Sure, there’s a video engine in those SoCs that does the job. On Intel it’s QuickSync, no idea how the technology is called with Snapdragons. Both (!) video encoding benchmarks use encoders that run on the CPU instead. Why? It’s 100% irrelevant for all average use cases on such a laptop thingy.
AFAIK Handbrake can make use of QuickSync when available. So you get with native execution on a x86 machine the stuff offloaded on a dedicated video engine in the Intel CPU while on the Snapdragon x86 code runs in binary translation mode. Comparing Apples and Oranges. And I would assume still 100% irrelevant since stuff like video encoding will be done by Windows offloaded to Snapdragon’s video engine (that’s one of the reasons why such SoCs show great battery life: offloading everything possible to special engines contained in the SoC)
People love to compare numbers. People prefer data over information. That’s the sole reason such stupid ‘passive benchmarking’ orgies only producing numbers without meaning happen all the time.
I now noticed one benchmark dissonance (multi-threaded result way to high compared to single-threaded) and am wondering what could’ve caused this.
The WinRAR benchmark shows single and multi threaded results.
* The top performing Intel machines with i7-8550U (4 cores, 8 threads) show multi-threaded numbers that are up to 6.5 times better as single-threaded (as expected)
* The four thread Intel machines show up to 3.2 times multi-threaded performance (as expected)
* The Snapdragon using an octa-core big.LITTLE implementation shows 10 times the multi-threaded performance compared to single-threaded (2145 KB/s vs. 213 KB/s)
How’s that possible? It’s an octa-core design with 4 faster cores (2.45 GHz) and 4 slower cores (1.9 GHz). So either when running the benchmark single-threaded the scheduler threw the task on a slow core (very unlikely and even then the numbers are wrong) or the tester simply did just run every benchmark one single time.
We’re talking here about binary translation. X86 code gets translated to ARM so the first execution is slower and subsequent executions run then with optimized code (a lot) faster. If we assume the code got executed on one of the fast cores first and scored with 213 KB/s then a sensible expectation for a multi-threaded result when running on all 8 big.LITTLE cores should be around 6 times faster (1300 KB/s). But it’s ten times faster so chances are great that this benchmark just shows how the binary translation with subsequent executions of the same code got better and reduced execution times?
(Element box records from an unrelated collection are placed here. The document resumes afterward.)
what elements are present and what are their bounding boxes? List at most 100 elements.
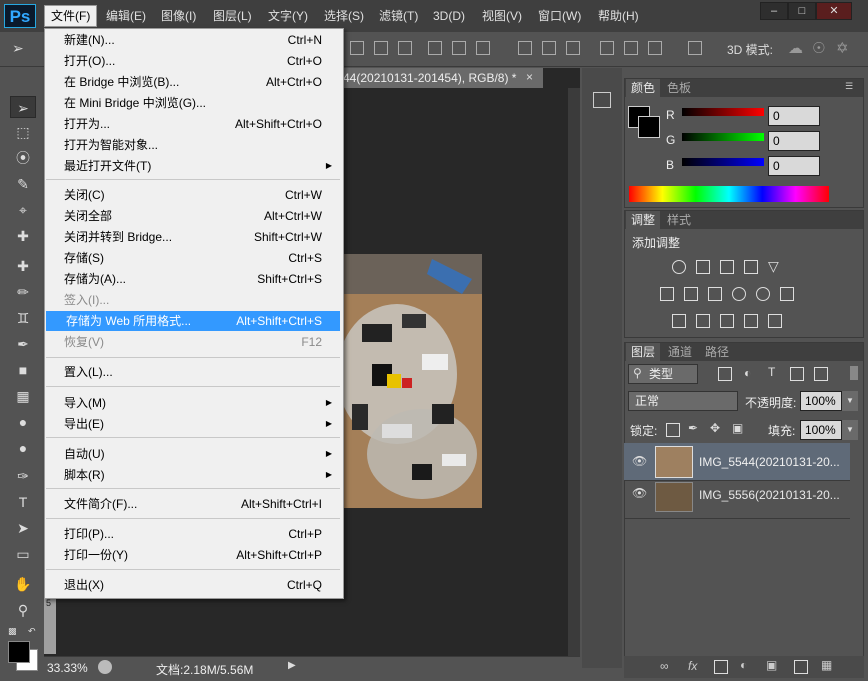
healing-brush-tool-icon[interactable]: ✚ <box>10 255 36 277</box>
auto-align-icon[interactable] <box>688 41 702 55</box>
3d-roll-icon[interactable]: ☉ <box>812 39 825 57</box>
tab-channels[interactable]: 通道 <box>663 343 697 361</box>
align-left-icon[interactable] <box>428 41 442 55</box>
file-menu-item[interactable]: 打印(P)... Ctrl+P <box>44 524 340 544</box>
file-menu-item[interactable]: 退出(X) Ctrl+Q <box>44 575 340 595</box>
slider-g[interactable] <box>682 133 764 141</box>
align-bottom-icon[interactable] <box>398 41 412 55</box>
filter-adjustment-icon[interactable]: ◐ <box>744 366 751 380</box>
new-group-icon[interactable]: ▣ <box>766 658 777 672</box>
hue-saturation-icon[interactable] <box>660 287 674 301</box>
file-menu-item[interactable]: 自动(U) ▶ <box>44 444 340 464</box>
zoom-level[interactable]: 33.33% <box>47 661 88 675</box>
menu-select[interactable]: 选择(S) <box>318 6 370 26</box>
filter-pixel-icon[interactable] <box>718 367 732 381</box>
vibrance-icon[interactable]: ▽ <box>768 258 779 275</box>
visibility-eye-icon[interactable]: 👁 <box>632 486 647 500</box>
file-menu-item[interactable]: 打印一份(Y) Alt+Shift+Ctrl+P <box>44 545 340 565</box>
dodge-tool-icon[interactable]: ● <box>10 437 36 459</box>
3d-rotate-icon[interactable]: ☁ <box>788 39 803 57</box>
menu-help[interactable]: 帮助(H) <box>592 6 645 26</box>
file-menu-item[interactable]: 在 Bridge 中浏览(B)... Alt+Ctrl+O <box>44 72 340 92</box>
file-menu-item[interactable]: 关闭(C) Ctrl+W <box>44 185 340 205</box>
layer-name[interactable]: IMG_5544(20210131-20... <box>699 455 840 469</box>
tab-layers[interactable]: 图层 <box>626 343 661 361</box>
panel-menu-icon[interactable]: ☰ <box>845 81 853 92</box>
menu-filter[interactable]: 滤镜(T) <box>373 6 424 26</box>
history-brush-tool-icon[interactable]: ✒ <box>10 333 36 355</box>
minimize-icon[interactable]: – <box>760 2 788 20</box>
layer-style-icon[interactable]: fx <box>688 659 697 673</box>
slider-b[interactable] <box>682 158 764 166</box>
tab-swatches[interactable]: 色板 <box>662 79 696 97</box>
close-tab-icon[interactable]: × <box>526 70 533 84</box>
file-menu-item[interactable]: 打开为... Alt+Shift+Ctrl+O <box>44 114 340 134</box>
brightness-contrast-icon[interactable] <box>672 260 686 274</box>
slider-r[interactable] <box>682 108 764 116</box>
channel-b-value[interactable]: 0 <box>768 156 820 176</box>
eraser-tool-icon[interactable]: ■ <box>10 359 36 381</box>
color-lookup-icon[interactable] <box>780 287 794 301</box>
filter-shape-icon[interactable] <box>790 367 804 381</box>
distribute-vcenter-icon[interactable] <box>542 41 556 55</box>
distribute-bottom-icon[interactable] <box>566 41 580 55</box>
path-select-tool-icon[interactable]: ➤ <box>10 517 36 539</box>
quick-select-tool-icon[interactable]: ✎ <box>10 173 36 195</box>
photo-filter-icon[interactable] <box>732 287 746 301</box>
menu-image[interactable]: 图像(I) <box>155 6 202 26</box>
file-menu-item[interactable]: 打开为智能对象... <box>44 135 340 155</box>
menu-view[interactable]: 视图(V) <box>476 6 528 26</box>
vertical-scrollbar[interactable] <box>568 88 580 656</box>
link-layers-icon[interactable]: ∞ <box>660 659 669 673</box>
channel-r-value[interactable]: 0 <box>768 106 820 126</box>
brush-tool-icon[interactable]: ✏ <box>10 281 36 303</box>
tab-color[interactable]: 颜色 <box>626 79 661 97</box>
gradient-tool-icon[interactable]: ▦ <box>10 385 36 407</box>
filter-type-icon[interactable]: T <box>768 365 775 379</box>
distribute-left-icon[interactable] <box>600 41 614 55</box>
align-right-icon[interactable] <box>476 41 490 55</box>
file-menu-item[interactable]: 最近打开文件(T) ▶ <box>44 156 340 176</box>
menu-file[interactable]: 文件(F) <box>44 5 98 27</box>
status-options-icon[interactable] <box>98 660 112 674</box>
selective-color-icon[interactable] <box>744 314 758 328</box>
lock-position-icon[interactable]: ✥ <box>710 421 720 435</box>
visibility-eye-icon[interactable]: 👁 <box>632 454 647 468</box>
fill-dropdown-icon[interactable]: ▼ <box>842 420 858 440</box>
file-menu-item[interactable]: 新建(N)... Ctrl+N <box>44 30 340 50</box>
menu-type[interactable]: 文字(Y) <box>262 6 314 26</box>
file-menu-item[interactable]: 存储(S) Ctrl+S <box>44 248 340 268</box>
menu-edit[interactable]: 编辑(E) <box>100 6 152 26</box>
align-top-icon[interactable] <box>350 41 364 55</box>
black-white-icon[interactable] <box>708 287 722 301</box>
tab-adjustments[interactable]: 调整 <box>626 211 661 229</box>
lock-all-icon[interactable]: ▣ <box>732 421 743 435</box>
file-menu-item[interactable]: 脚本(R) ▶ <box>44 465 340 485</box>
menu-3d[interactable]: 3D(D) <box>427 6 471 26</box>
move-tool-icon[interactable]: ➢ <box>10 96 36 118</box>
delete-layer-icon[interactable]: ▦ <box>821 658 832 672</box>
pen-tool-icon[interactable]: ✑ <box>10 465 36 487</box>
file-menu-item[interactable]: 导出(E) ▶ <box>44 414 340 434</box>
align-vcenter-icon[interactable] <box>374 41 388 55</box>
menu-window[interactable]: 窗口(W) <box>532 6 587 26</box>
distribute-top-icon[interactable] <box>518 41 532 55</box>
levels-icon[interactable] <box>696 260 710 274</box>
zoom-tool-icon[interactable]: ⚲ <box>10 599 36 621</box>
marquee-tool-icon[interactable]: ⬚ <box>10 121 36 143</box>
opacity-dropdown-icon[interactable]: ▼ <box>842 391 858 411</box>
file-menu-item[interactable]: 置入(L)... <box>44 362 340 382</box>
file-menu-item[interactable]: 导入(M) ▶ <box>44 393 340 413</box>
shape-tool-icon[interactable]: ▭ <box>10 543 36 565</box>
file-menu-item[interactable]: 存储为(A)... Shift+Ctrl+S <box>44 269 340 289</box>
distribute-hcenter-icon[interactable] <box>624 41 638 55</box>
blur-tool-icon[interactable]: ● <box>10 411 36 433</box>
layer-name[interactable]: IMG_5556(20210131-20... <box>699 488 840 502</box>
hand-tool-icon[interactable]: ✋ <box>10 573 36 595</box>
swap-colors-icon[interactable]: ↶ <box>28 626 36 637</box>
file-menu-item[interactable]: 在 Mini Bridge 中浏览(G)... <box>44 93 340 113</box>
blend-mode-select[interactable]: 正常 <box>628 391 738 411</box>
status-menu-arrow-icon[interactable]: ▶ <box>288 660 296 671</box>
add-mask-icon[interactable] <box>714 660 728 674</box>
opacity-input[interactable]: 100% <box>800 391 842 411</box>
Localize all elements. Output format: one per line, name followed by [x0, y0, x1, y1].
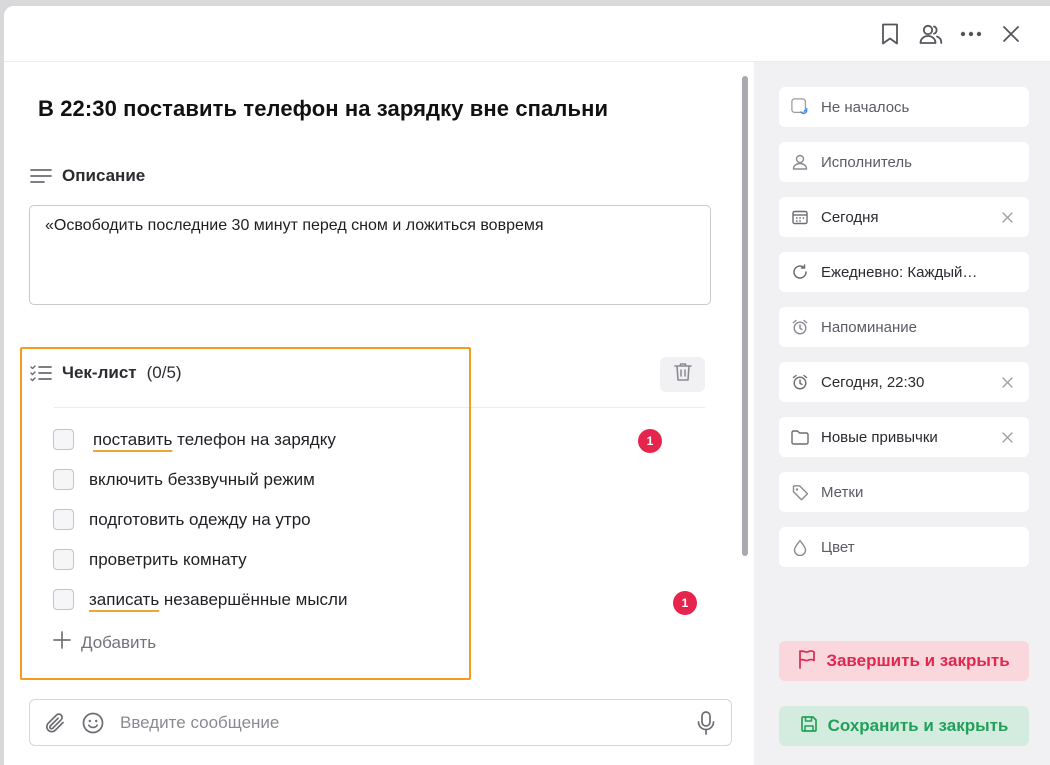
alarm-clock-icon [791, 373, 809, 391]
repeat-label: Ежедневно: Каждый… [821, 263, 978, 281]
save-icon [800, 715, 818, 738]
more-icon[interactable] [957, 20, 985, 48]
due-date-field[interactable]: Сегодня [779, 197, 1029, 237]
add-checklist-item-button[interactable]: Добавить [53, 631, 156, 654]
finish-label: Завершить и закрыть [826, 651, 1010, 670]
assignee-label: Исполнитель [821, 153, 912, 171]
description-label: Описание [62, 166, 146, 185]
checklist-checkbox[interactable] [53, 589, 74, 610]
due-date-label: Сегодня [821, 208, 879, 226]
checklist-item[interactable]: подготовить одежду на утро [53, 509, 311, 530]
checklist-item[interactable]: включить беззвучный режим [53, 469, 315, 490]
reminder-add-field[interactable]: Напоминание [779, 307, 1029, 347]
repeat-field[interactable]: Ежедневно: Каждый… [779, 252, 1029, 292]
color-label: Цвет [821, 538, 855, 556]
checklist-item[interactable]: проветрить комнату [53, 549, 247, 570]
add-label: Добавить [81, 632, 157, 652]
folder-field[interactable]: Новые привычки [779, 417, 1029, 457]
drop-icon [791, 538, 809, 556]
alarm-clock-icon [791, 318, 809, 336]
description-icon [30, 165, 52, 187]
notification-badge: 1 [673, 591, 697, 615]
checklist-item-word: записать [89, 589, 160, 609]
tags-label: Метки [821, 483, 864, 501]
checklist-checkbox[interactable] [53, 549, 74, 570]
attach-icon[interactable] [42, 710, 68, 736]
folder-label: Новые привычки [821, 428, 938, 446]
reminder-field[interactable]: Сегодня, 22:30 [779, 362, 1029, 402]
description-field[interactable]: «Освободить последние 30 минут перед сно… [29, 205, 711, 305]
bookmark-icon[interactable] [876, 20, 904, 48]
notification-badge: 1 [638, 429, 662, 453]
save-label: Сохранить и закрыть [827, 716, 1009, 735]
task-main-panel: В 22:30 поставить телефон на зарядку вне… [4, 62, 754, 765]
person-icon [791, 153, 809, 171]
tag-icon [791, 483, 809, 501]
checklist-divider [54, 407, 705, 408]
dialog-header [4, 6, 1050, 62]
status-field[interactable]: Не началось [779, 87, 1029, 127]
color-field[interactable]: Цвет [779, 527, 1029, 567]
scrollbar[interactable] [742, 76, 748, 556]
message-input[interactable] [120, 712, 693, 733]
task-dialog: В 22:30 поставить телефон на зарядку вне… [4, 6, 1050, 765]
reminder-value-label: Сегодня, 22:30 [821, 373, 925, 391]
checklist-item-word: поставить [93, 429, 173, 449]
assignee-field[interactable]: Исполнитель [779, 142, 1029, 182]
emoji-icon[interactable] [80, 710, 106, 736]
checklist-header: Чек-лист (0/5) [30, 362, 182, 384]
checklist-item-text: подготовить одежду на утро [89, 509, 311, 529]
repeat-icon [791, 263, 809, 281]
clear-reminder-icon[interactable] [999, 374, 1015, 390]
checklist-item-text: проветрить комнату [89, 549, 247, 569]
checklist-label: Чек-лист [62, 363, 137, 382]
finish-and-close-button[interactable]: Завершить и закрыть [779, 641, 1029, 681]
checklist-item[interactable]: поставить телефон на зарядку [53, 429, 336, 450]
checklist-count: (0/5) [146, 363, 182, 382]
close-icon[interactable] [997, 20, 1025, 48]
calendar-icon [791, 208, 809, 226]
checklist-item[interactable]: записать незавершённые мысли [53, 589, 347, 610]
clear-folder-icon[interactable] [999, 429, 1015, 445]
tags-field[interactable]: Метки [779, 472, 1029, 512]
task-title[interactable]: В 22:30 поставить телефон на зарядку вне… [38, 96, 608, 122]
folder-icon [791, 428, 809, 446]
reminder-placeholder-label: Напоминание [821, 318, 917, 336]
task-properties-sidebar: Не началось Исполнитель Сегодня Ежедневн… [754, 62, 1050, 765]
plus-icon [53, 631, 71, 654]
checklist-icon [30, 362, 52, 384]
message-composer [29, 699, 732, 746]
checklist-checkbox[interactable] [53, 469, 74, 490]
save-and-close-button[interactable]: Сохранить и закрыть [779, 706, 1029, 746]
clear-date-icon[interactable] [999, 209, 1015, 225]
trash-icon [673, 362, 692, 387]
microphone-icon[interactable] [693, 710, 719, 736]
checklist-item-text: включить беззвучный режим [89, 469, 315, 489]
users-icon[interactable] [917, 20, 945, 48]
checklist-checkbox[interactable] [53, 509, 74, 530]
status-label: Не началось [821, 98, 910, 116]
checklist-item-text: телефон на зарядку [172, 429, 336, 449]
flag-icon [798, 649, 816, 674]
description-header: Описание [30, 165, 145, 187]
status-checkbox-icon [791, 98, 809, 116]
delete-checklist-button[interactable] [660, 357, 705, 392]
checklist-checkbox[interactable] [53, 429, 74, 450]
checklist-item-text: незавершённые мысли [159, 589, 348, 609]
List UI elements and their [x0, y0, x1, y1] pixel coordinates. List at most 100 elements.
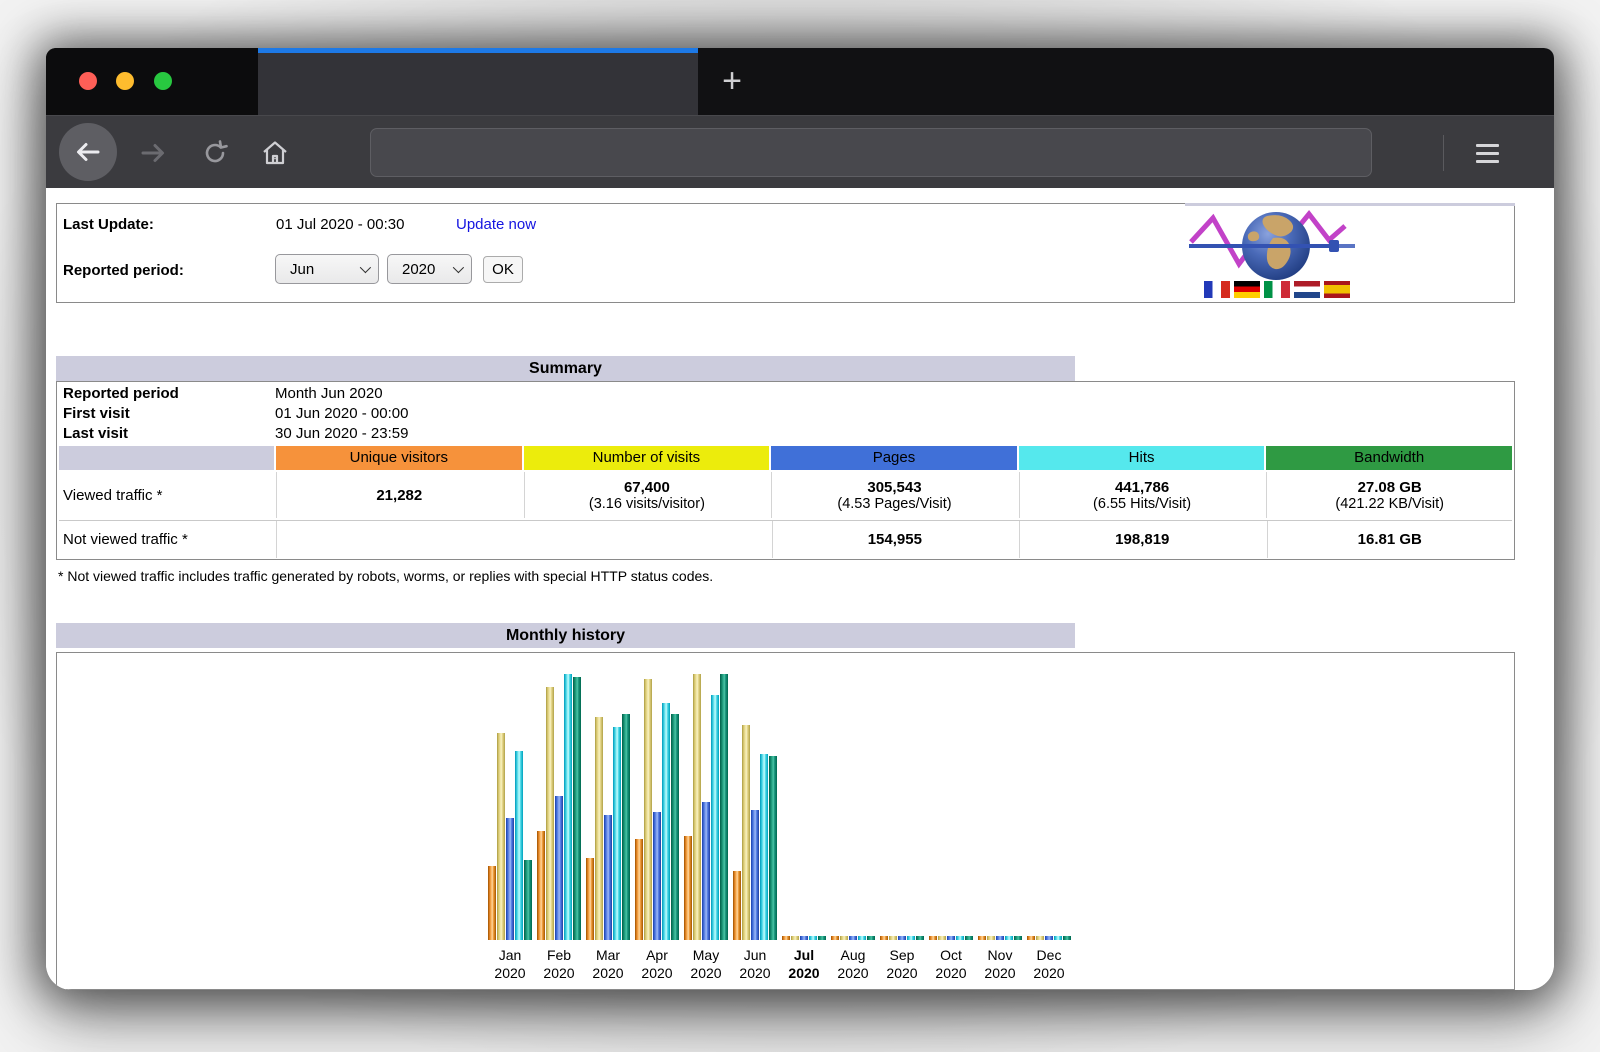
reported-period-row-value: Month Jun 2020 — [275, 385, 383, 402]
url-address-bar[interactable] — [370, 128, 1372, 177]
browser-tab[interactable] — [258, 48, 698, 115]
close-window-button[interactable] — [79, 72, 97, 90]
bar-group-jun-2020 — [733, 725, 777, 940]
bar-group-jul-2020 — [782, 936, 826, 940]
maximize-window-button[interactable] — [154, 72, 172, 90]
bar-hits — [907, 936, 915, 940]
last-visit-row-label: Last visit — [59, 425, 275, 442]
bar-group-nov-2020 — [978, 936, 1022, 940]
menu-button[interactable] — [1466, 134, 1508, 172]
first-visit-row-value: 01 Jun 2020 - 00:00 — [275, 405, 408, 422]
bar-hits — [1005, 936, 1013, 940]
column-header-pages: Pages — [771, 446, 1017, 470]
not-viewed-footnote: * Not viewed traffic includes traffic ge… — [58, 568, 713, 584]
browser-tab-strip: + — [46, 48, 1554, 115]
bar-unique-visitors — [684, 836, 692, 940]
bar-pages — [751, 810, 759, 940]
awstats-logo — [1187, 208, 1367, 280]
bar-bandwidth — [573, 677, 581, 940]
back-button[interactable] — [59, 123, 117, 181]
summary-column-headers: Unique visitorsNumber of visitsPagesHits… — [59, 446, 1512, 470]
viewed-value-pages: 305,543(4.53 Pages/Visit) — [771, 472, 1017, 518]
bar-number-of-visits — [497, 733, 505, 940]
month-select[interactable]: Jun — [275, 254, 379, 284]
bar-number-of-visits — [644, 679, 652, 940]
bar-number-of-visits — [840, 936, 848, 940]
year-select-value: 2020 — [402, 261, 435, 278]
bar-unique-visitors — [537, 831, 545, 940]
report-header-box: Last Update: 01 Jul 2020 - 00:30 Update … — [56, 203, 1515, 303]
forward-button[interactable] — [134, 134, 172, 172]
bar-pages — [996, 936, 1004, 940]
bar-group-oct-2020 — [929, 936, 973, 940]
bar-hits — [564, 674, 572, 940]
bar-number-of-visits — [742, 725, 750, 940]
month-label-jul-2020: Jul2020 — [779, 946, 829, 982]
chevron-down-icon — [360, 262, 371, 273]
not-viewed-empty-cell — [276, 521, 770, 558]
bar-group-dec-2020 — [1027, 936, 1071, 940]
not-viewed-traffic-label: Not viewed traffic * — [59, 521, 274, 558]
minimize-window-button[interactable] — [116, 72, 134, 90]
month-label-oct-2020: Oct2020 — [926, 946, 976, 982]
column-header-bandwidth: Bandwidth — [1266, 446, 1512, 470]
flag-germany-icon[interactable] — [1234, 281, 1260, 298]
toolbar-divider — [1443, 135, 1444, 171]
month-label-nov-2020: Nov2020 — [975, 946, 1025, 982]
monthly-history-title: Monthly history — [56, 623, 1075, 648]
reload-button[interactable] — [196, 134, 234, 172]
bar-pages — [702, 802, 710, 940]
summary-info-row: Reported period Month Jun 2020 — [59, 383, 1512, 403]
update-now-link[interactable]: Update now — [456, 216, 536, 233]
bar-hits — [858, 936, 866, 940]
bar-pages — [604, 815, 612, 940]
column-header-unique-visitors: Unique visitors — [276, 446, 522, 470]
summary-corner-cell — [59, 446, 274, 470]
bar-number-of-visits — [987, 936, 995, 940]
bar-hits — [711, 695, 719, 940]
active-tab-indicator — [258, 48, 698, 53]
bar-unique-visitors — [929, 936, 937, 940]
home-icon — [260, 138, 290, 168]
flag-spain-icon[interactable] — [1324, 281, 1350, 298]
reported-period-label: Reported period: — [63, 262, 184, 279]
bar-hits — [956, 936, 964, 940]
home-button[interactable] — [256, 134, 294, 172]
bar-hits — [1054, 936, 1062, 940]
bar-pages — [555, 796, 563, 940]
bar-bandwidth — [965, 936, 973, 940]
not-viewed-value-hits: 198,819 — [1019, 521, 1264, 558]
bar-group-feb-2020 — [537, 674, 581, 940]
bar-pages — [800, 936, 808, 940]
year-select[interactable]: 2020 — [387, 254, 472, 284]
flag-netherlands-icon[interactable] — [1294, 281, 1320, 298]
ok-button[interactable]: OK — [483, 256, 523, 283]
bar-group-sep-2020 — [880, 936, 924, 940]
bar-pages — [1045, 936, 1053, 940]
month-label-jan-2020: Jan2020 — [485, 946, 535, 982]
bar-group-may-2020 — [684, 674, 728, 940]
column-header-number-of-visits: Number of visits — [524, 446, 770, 470]
window-controls — [46, 48, 258, 115]
column-header-hits: Hits — [1019, 446, 1265, 470]
month-label-dec-2020: Dec2020 — [1024, 946, 1074, 982]
flag-france-icon[interactable] — [1204, 281, 1230, 298]
bar-bandwidth — [1063, 936, 1071, 940]
viewed-value-number-of-visits: 67,400(3.16 visits/visitor) — [524, 472, 770, 518]
bar-hits — [760, 754, 768, 940]
month-label-may-2020: May2020 — [681, 946, 731, 982]
bar-bandwidth — [622, 714, 630, 940]
bar-bandwidth — [769, 756, 777, 940]
month-label-jun-2020: Jun2020 — [730, 946, 780, 982]
summary-info-row: First visit 01 Jun 2020 - 00:00 — [59, 403, 1512, 423]
viewed-traffic-row: Viewed traffic *21,28267,400(3.16 visits… — [59, 472, 1512, 518]
month-label-sep-2020: Sep2020 — [877, 946, 927, 982]
bar-number-of-visits — [546, 687, 554, 940]
bar-number-of-visits — [938, 936, 946, 940]
bar-unique-visitors — [831, 936, 839, 940]
bar-pages — [947, 936, 955, 940]
flag-italy-icon[interactable] — [1264, 281, 1290, 298]
new-tab-button[interactable]: + — [706, 48, 758, 115]
summary-info-row: Last visit 30 Jun 2020 - 23:59 — [59, 423, 1512, 443]
month-label-aug-2020: Aug2020 — [828, 946, 878, 982]
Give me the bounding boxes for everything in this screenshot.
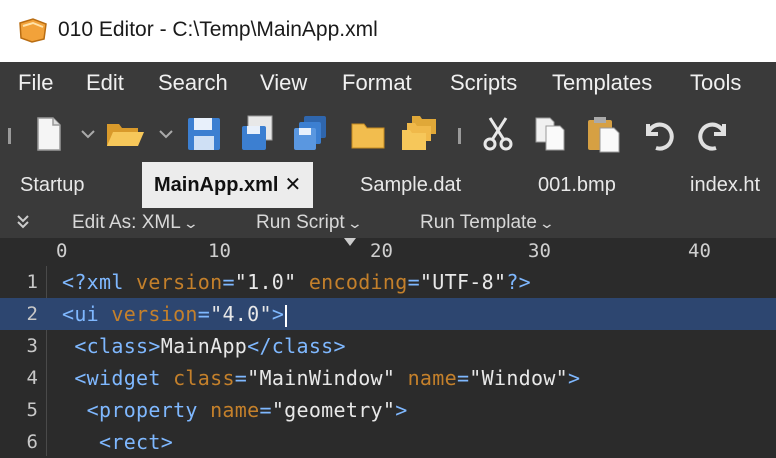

Or is there another explanation?
That is definitely a plausible explanation. A bigLITTLE should not exhibit this behavior in plausible workloads.
With binary translation, benchmarking even is more useless than mostly without. I have software, when executed via qemu, execution time just is not deterministic. It can change by more than a factor of 10, depending on something unknown code obviously gets translated or not. I don’t think binary translation caches code between runs.
Of course results are cached: https://docs.microsoft.com/en-us/windows/uwp/porting/apps-on-arm-x86-emulation
Windows 10 on ARM does reference off of core 0 which is a little core as discussed in this video at 14:20.
Those are not necessarily connected, though. Task manager reporting a clock off a LITTLE core is one thing, task scheduler not scheduling tasks giving priority to the big cores would be a *major* problem — I don’t think MS would dare ship their product with such a problem.
The video is worth a look though since in the following minutes it can be clearly seen that browsing the web is no issue at all.